By Laura Spinella
Note, this blog contains sexually explicit material—none of it pertaining to Fifty Shades of Grey
It began with a call from Liz, wanting to know if I was watching the Today show. They were doing a piece on the titillatingly popular Fifty Shades book by E L James. My good friend wanted to know what all the hype was about and was it worth reading? I assume the fact that I am her author-friend and not her auto-mechanic-friend, made me the go-to expert. I hadn’t read it—not at that point—so we watched together. One psychological expert applauded the book for putting fantasy on paper, making it okay to indulge in kinky sex (don’t email me, kinky according to the bi-laws of vanilla sex, pg. 8 in the Submissive contract, clause 13E). The argument was that women had come full circle and it was okay to give back control in the bedroom. Liz asked, “Do you think that’s right?” I was glad she was on the other end of the phone, preventing her from seeing the blank look on my face. The other expert said the book was dangerous territory, exploiting an inexperienced young woman who would submit to just about anything to please a man. “Oh, she makes a good point,” Liz said, clearly caught up in the right and wrong of reading Fifty Shades of Grey.

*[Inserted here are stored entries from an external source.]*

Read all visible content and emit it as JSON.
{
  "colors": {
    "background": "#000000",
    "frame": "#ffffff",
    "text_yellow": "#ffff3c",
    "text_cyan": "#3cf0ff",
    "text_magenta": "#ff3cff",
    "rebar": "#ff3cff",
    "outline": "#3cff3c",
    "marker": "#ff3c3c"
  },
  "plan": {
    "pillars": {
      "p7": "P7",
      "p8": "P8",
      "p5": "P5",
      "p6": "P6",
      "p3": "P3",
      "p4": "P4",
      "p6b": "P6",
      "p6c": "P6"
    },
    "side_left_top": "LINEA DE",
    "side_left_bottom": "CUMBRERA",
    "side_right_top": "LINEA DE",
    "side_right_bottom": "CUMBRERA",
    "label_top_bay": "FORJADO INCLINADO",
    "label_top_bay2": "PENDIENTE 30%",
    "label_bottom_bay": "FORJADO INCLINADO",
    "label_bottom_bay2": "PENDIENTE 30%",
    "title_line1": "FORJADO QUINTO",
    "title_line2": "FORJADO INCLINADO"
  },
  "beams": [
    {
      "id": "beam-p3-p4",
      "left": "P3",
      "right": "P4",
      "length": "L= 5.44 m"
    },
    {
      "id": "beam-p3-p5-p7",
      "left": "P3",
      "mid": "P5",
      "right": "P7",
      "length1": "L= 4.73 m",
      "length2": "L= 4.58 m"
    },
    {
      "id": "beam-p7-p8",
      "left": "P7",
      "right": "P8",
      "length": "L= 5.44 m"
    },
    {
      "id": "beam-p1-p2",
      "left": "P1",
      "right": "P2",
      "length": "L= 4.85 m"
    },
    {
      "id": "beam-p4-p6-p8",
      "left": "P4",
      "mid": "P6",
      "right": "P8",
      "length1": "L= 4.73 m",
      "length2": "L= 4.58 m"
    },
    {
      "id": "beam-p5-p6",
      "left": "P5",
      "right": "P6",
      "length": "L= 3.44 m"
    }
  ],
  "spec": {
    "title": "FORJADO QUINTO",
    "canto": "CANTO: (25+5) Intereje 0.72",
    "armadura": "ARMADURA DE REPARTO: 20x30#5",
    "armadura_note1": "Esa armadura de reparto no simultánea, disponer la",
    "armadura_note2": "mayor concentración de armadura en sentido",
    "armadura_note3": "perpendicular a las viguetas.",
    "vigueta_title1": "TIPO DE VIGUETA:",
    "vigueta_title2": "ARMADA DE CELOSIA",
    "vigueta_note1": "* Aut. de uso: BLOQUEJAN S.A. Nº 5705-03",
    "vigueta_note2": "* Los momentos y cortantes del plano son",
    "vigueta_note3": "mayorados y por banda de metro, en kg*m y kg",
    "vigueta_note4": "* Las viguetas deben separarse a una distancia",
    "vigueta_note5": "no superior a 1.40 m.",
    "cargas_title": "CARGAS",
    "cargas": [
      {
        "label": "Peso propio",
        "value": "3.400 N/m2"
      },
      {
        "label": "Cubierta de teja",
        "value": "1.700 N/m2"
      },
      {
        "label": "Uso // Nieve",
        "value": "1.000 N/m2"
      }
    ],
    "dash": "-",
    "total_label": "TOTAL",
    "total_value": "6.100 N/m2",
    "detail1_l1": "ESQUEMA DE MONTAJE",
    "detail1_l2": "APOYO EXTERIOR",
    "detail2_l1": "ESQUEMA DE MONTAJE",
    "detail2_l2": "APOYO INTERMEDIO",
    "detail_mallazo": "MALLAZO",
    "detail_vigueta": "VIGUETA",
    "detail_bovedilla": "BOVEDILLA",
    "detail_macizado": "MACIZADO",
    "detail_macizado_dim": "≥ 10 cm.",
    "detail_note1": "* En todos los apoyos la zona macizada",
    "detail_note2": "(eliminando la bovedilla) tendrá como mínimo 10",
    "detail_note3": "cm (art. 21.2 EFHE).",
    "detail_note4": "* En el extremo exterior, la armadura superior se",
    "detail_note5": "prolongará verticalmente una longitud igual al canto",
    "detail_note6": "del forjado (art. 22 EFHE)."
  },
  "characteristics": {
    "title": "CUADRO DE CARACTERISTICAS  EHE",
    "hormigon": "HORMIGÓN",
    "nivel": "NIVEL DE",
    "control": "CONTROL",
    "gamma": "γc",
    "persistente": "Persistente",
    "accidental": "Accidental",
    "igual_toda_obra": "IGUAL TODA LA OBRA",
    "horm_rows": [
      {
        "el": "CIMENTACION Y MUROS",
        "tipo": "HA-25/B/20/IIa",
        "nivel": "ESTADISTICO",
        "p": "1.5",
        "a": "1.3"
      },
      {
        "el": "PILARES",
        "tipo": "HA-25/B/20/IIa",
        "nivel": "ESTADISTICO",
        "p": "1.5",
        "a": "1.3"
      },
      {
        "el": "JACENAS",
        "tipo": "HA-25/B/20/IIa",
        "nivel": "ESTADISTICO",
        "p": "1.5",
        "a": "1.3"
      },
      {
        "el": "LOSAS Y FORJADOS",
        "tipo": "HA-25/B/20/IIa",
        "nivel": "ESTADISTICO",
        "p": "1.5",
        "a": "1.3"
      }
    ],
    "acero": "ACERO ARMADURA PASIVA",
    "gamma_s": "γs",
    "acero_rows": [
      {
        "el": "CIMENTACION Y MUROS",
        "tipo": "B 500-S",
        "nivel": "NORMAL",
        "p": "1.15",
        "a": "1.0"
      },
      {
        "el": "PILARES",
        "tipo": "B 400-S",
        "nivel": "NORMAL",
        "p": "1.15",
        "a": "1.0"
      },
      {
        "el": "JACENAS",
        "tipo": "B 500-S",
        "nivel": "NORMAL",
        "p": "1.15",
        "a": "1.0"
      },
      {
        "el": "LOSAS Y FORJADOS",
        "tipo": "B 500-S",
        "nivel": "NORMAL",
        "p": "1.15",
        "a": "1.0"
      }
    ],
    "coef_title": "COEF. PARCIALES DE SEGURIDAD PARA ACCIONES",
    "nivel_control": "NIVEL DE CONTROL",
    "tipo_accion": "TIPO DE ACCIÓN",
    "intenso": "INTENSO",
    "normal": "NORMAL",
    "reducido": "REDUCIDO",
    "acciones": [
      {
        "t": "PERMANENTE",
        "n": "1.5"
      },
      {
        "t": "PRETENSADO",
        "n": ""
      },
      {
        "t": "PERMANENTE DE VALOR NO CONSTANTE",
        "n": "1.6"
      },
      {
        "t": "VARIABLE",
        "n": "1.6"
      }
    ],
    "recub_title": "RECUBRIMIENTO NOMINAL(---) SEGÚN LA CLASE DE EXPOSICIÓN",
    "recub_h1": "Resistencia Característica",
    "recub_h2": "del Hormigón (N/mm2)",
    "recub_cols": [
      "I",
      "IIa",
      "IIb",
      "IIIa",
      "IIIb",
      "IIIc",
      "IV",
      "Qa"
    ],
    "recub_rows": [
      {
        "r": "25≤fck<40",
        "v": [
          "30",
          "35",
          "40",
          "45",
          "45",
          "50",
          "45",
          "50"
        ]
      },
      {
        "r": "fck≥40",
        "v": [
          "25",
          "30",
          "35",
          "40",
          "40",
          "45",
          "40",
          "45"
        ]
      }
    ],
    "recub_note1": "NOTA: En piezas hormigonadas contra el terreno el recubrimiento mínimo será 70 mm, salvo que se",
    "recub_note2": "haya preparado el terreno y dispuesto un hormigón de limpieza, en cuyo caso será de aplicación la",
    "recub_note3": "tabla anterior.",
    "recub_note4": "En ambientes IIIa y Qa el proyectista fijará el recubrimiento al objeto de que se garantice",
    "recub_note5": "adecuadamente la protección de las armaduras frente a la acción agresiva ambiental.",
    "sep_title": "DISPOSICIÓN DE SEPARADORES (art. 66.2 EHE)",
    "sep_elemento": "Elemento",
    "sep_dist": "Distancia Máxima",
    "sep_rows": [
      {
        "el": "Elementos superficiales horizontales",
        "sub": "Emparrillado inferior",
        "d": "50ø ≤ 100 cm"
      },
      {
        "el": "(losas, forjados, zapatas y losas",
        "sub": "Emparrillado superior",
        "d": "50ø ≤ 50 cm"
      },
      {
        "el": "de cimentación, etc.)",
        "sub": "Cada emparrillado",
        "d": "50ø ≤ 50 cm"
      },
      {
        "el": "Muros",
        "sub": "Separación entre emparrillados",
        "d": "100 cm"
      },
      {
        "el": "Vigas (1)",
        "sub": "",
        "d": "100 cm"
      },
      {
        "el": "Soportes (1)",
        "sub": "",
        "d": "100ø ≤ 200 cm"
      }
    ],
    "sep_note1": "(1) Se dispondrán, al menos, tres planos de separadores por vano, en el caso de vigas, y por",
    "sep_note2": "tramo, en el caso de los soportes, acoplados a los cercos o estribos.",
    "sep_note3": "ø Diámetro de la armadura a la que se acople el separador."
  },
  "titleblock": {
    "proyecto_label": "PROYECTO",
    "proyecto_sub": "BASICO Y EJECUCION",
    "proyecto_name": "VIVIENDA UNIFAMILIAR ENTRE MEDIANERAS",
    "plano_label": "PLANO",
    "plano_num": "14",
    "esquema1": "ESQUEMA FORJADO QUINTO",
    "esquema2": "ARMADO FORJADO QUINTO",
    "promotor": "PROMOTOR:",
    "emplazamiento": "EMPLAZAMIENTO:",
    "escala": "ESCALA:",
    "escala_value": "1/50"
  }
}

I put the thought aside, too busy with two jobs, not to mention a manuscript that required one more round of revisions. In addition to this, I’d recently agreed to be the resident author for a critique group, the initial meeting scheduled for the next day. I’d all but forgotten Fifty Shades until I showed up to the critique group. The women, all new to each other, were immersed in anything but a grey discussion of the New York Times bestselling novel. Some were huge fans while others argued everything from the lack of writing skill to that earlier mention about the parameters of vanilla sex. Again, not being their auto-mechanic but closest facsimile to a breathing author, they wanted to know what I thought, especially since I’d penned a love scene or two. I felt as if I’d turned up to class without my homework, sheepishly confessing to not having pulled the shades to read Fifty Shades.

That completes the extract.